L'évaluation du niveau des crues permettait de savoir si la récolte serait fructueuse et de calculer le montant des impositions fiscales.

Le nilomètre d'Assouan.

Le mausolée de l'Agha Khan

La rive gauche du Nil est dominée par le mausolée de l'Agha Khan (1877-1957), chef religieux (48ème imam) de la secte musulmane chiite des ismaéliens nizarites. Cette secte regroupe 4 millions de fidèles, surtout au Pakistan. Plus bas, est située la belle maison blanche de la Begum où cette dernière résidait une partie de l'année.

L'imposant mausolée est construit en style néo-fatimide sur le modèle de la mosquée El-Gouyoushi construite sur le Mokkatam au Caire. Pour respecter le voeu du défunt, une rose rouge est déposée chaque jour sur le sarcophage.

Le monastère Saint-Siméon

Situé sur la rive gauche du Nil, ce couvent, nommé en arabe Deir Amba Samaan, d'après le nom Amba Hadra, un saint homme local qui devint évêque de Syène, constitue l'un des plus grands monastères coptes et l'un des mieux conservés du pays.

Les tombeaux rupestres

Les tombeaux rupestres surmontés par le belvédère de Qoubbet el-Hawa (tombe du cheikh).

Sur la rive gauche du Nil, étagés sur plusieurs terrasses au flanc de la montagne, sont creusés une quarantaine d'hypogées de princes et de grands personnages d'Éléphantine.
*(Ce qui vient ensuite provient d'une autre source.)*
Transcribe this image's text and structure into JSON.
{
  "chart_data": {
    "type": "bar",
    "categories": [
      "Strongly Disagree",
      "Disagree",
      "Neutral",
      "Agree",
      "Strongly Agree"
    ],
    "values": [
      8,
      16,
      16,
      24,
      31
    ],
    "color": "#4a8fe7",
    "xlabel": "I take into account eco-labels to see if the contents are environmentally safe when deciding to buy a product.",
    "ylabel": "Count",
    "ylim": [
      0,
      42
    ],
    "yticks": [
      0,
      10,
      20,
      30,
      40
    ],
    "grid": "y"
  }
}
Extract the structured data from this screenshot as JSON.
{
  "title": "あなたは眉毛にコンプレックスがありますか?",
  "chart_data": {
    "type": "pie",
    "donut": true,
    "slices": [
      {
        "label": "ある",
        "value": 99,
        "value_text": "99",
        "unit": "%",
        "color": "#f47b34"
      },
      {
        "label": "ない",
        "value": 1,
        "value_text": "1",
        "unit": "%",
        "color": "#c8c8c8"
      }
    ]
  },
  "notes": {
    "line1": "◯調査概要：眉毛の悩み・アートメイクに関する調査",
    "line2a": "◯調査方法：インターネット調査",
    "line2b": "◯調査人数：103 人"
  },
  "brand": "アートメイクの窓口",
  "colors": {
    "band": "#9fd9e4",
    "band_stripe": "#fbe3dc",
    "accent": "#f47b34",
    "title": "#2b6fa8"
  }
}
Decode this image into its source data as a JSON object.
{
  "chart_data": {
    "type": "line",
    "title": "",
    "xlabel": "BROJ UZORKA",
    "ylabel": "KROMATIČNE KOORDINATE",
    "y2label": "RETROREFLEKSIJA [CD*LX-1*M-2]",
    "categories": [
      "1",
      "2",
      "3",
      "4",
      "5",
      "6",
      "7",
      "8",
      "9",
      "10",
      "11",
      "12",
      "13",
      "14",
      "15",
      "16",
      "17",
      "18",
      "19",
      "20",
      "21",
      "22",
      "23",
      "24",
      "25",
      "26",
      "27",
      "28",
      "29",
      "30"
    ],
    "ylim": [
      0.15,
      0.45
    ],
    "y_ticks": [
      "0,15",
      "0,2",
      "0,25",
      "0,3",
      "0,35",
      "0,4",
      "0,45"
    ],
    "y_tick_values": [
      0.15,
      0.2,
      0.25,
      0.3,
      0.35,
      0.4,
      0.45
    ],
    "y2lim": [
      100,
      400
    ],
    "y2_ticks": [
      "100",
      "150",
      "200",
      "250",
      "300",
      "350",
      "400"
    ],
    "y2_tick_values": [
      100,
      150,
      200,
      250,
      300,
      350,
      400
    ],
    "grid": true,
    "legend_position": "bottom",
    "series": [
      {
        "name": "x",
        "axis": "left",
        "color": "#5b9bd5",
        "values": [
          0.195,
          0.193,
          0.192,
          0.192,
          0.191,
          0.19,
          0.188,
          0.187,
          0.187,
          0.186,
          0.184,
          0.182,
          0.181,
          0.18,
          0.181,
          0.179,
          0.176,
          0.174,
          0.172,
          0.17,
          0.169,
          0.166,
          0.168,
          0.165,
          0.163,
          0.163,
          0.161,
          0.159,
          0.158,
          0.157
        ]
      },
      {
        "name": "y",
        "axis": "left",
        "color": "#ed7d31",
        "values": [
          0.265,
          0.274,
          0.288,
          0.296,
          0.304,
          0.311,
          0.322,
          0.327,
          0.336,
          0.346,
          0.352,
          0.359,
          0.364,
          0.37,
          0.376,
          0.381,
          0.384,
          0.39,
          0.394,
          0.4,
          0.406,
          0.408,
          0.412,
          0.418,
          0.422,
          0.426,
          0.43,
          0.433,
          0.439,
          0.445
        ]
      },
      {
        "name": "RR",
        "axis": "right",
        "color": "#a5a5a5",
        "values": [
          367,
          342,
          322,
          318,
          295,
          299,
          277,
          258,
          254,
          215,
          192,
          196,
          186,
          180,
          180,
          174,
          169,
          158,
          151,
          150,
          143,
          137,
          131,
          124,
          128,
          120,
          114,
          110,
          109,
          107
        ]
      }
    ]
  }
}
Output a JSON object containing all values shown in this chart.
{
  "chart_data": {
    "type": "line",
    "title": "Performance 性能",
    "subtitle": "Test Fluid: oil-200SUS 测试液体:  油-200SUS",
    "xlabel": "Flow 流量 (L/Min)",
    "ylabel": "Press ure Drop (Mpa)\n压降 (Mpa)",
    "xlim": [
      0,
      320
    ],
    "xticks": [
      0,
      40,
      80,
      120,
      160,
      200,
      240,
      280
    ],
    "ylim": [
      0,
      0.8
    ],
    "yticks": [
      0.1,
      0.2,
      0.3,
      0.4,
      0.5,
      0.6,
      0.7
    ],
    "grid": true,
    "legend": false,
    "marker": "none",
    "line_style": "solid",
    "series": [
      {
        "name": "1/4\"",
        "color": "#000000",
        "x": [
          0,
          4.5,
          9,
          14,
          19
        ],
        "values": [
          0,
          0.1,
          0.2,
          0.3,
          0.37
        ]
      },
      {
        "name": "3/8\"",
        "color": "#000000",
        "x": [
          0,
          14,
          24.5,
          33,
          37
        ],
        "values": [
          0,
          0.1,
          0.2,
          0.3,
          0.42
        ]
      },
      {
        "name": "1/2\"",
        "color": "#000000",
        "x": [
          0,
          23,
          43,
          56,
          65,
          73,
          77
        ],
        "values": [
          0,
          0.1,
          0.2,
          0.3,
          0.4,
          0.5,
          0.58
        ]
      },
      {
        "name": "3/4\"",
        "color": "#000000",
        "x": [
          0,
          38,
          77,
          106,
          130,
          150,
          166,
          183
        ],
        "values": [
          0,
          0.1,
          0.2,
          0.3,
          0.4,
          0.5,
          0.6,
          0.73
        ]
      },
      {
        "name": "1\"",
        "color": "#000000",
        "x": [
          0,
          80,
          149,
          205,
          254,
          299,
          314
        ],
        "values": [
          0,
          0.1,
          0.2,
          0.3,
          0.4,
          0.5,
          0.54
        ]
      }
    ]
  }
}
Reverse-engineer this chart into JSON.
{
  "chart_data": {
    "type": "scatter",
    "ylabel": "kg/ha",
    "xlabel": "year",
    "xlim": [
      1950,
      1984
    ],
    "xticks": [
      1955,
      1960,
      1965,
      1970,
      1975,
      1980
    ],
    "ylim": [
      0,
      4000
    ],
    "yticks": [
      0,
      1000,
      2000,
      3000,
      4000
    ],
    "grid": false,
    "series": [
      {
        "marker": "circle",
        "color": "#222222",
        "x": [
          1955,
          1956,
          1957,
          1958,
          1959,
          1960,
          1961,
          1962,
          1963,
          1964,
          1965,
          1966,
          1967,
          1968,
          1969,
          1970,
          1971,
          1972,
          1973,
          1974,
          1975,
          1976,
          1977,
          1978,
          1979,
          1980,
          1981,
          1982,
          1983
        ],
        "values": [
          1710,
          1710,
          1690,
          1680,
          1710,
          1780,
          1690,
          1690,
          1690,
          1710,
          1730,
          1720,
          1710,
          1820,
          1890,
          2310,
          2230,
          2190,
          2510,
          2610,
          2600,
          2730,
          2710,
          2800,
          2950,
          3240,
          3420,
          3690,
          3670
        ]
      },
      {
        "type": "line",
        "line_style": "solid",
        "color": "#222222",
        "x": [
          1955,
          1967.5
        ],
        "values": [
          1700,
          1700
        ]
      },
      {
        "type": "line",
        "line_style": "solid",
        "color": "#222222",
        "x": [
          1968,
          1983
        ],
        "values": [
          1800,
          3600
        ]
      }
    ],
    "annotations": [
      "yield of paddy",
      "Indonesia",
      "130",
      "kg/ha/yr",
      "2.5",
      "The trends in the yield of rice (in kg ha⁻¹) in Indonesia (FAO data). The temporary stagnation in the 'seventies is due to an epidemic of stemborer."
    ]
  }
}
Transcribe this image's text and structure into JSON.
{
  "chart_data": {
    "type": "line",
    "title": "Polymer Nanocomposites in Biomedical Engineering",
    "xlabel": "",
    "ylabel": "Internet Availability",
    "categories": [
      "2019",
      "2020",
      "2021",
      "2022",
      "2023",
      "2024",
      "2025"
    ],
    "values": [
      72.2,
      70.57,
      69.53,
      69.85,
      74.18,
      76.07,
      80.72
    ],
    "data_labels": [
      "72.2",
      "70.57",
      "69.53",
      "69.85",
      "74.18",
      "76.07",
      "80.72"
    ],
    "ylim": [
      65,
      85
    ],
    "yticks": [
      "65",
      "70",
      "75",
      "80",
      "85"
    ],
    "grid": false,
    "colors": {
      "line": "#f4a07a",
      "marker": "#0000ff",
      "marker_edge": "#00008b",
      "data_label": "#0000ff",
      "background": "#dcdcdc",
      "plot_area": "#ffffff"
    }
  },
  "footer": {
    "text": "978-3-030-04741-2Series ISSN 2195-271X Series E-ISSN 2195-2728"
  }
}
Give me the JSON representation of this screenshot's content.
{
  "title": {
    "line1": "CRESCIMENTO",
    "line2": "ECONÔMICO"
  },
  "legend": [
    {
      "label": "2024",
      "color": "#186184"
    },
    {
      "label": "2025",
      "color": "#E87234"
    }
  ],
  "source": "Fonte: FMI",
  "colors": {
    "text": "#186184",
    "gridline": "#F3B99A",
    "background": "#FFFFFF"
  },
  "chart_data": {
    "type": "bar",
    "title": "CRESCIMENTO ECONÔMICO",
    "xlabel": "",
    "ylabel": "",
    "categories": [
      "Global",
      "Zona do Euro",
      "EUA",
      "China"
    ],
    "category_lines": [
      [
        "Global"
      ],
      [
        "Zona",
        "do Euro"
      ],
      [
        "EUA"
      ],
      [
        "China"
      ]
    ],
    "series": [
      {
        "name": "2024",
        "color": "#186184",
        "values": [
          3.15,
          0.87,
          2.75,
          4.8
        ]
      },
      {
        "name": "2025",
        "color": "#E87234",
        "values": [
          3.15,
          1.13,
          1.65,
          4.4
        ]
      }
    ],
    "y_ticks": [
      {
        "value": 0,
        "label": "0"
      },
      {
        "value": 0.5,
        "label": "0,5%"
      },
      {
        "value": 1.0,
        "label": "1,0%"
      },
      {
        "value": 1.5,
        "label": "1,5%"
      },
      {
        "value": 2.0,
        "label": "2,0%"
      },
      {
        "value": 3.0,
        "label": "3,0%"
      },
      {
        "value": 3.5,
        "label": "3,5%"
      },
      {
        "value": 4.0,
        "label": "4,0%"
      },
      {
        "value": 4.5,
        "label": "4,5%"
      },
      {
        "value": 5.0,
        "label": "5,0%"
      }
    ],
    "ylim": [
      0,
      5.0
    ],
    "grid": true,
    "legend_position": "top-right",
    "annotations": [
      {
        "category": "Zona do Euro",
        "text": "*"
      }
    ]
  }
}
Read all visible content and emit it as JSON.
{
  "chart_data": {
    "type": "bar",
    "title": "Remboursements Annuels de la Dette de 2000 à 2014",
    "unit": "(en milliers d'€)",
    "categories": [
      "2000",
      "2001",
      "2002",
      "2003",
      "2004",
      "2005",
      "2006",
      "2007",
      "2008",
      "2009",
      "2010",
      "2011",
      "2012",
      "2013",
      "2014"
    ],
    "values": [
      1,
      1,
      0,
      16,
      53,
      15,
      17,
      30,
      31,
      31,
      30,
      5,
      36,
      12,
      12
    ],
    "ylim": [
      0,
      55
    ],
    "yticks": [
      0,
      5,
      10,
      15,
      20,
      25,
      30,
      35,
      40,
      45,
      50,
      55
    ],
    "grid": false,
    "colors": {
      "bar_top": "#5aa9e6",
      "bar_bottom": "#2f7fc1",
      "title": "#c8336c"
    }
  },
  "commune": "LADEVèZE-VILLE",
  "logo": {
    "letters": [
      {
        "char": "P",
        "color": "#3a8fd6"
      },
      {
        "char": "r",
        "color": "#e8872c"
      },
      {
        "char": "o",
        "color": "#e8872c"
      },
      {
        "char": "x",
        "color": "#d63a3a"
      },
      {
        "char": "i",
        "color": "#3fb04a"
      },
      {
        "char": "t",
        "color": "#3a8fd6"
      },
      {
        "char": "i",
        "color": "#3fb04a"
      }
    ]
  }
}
Ils sont contemporains de l'Ancien et du Moyen Empire. On peut les reconnaître de loin aux escaliers encadrant la rampe qui servait au transport du mobilier funéraire depuis la rive.

L'île Kitchener

Cette île appelée également "île des fleurs", connue sous le nom de Geziret el-Nabatat, est un jardin agréable, un véritable musée en plein air aux raretés botaniques venues d'Extême-Orient et d'Afrique. L'île dépendait autrefois de Lord Kitchener (1850-1916), général anglais chargé d'instruire l'armée égyptienne et consul.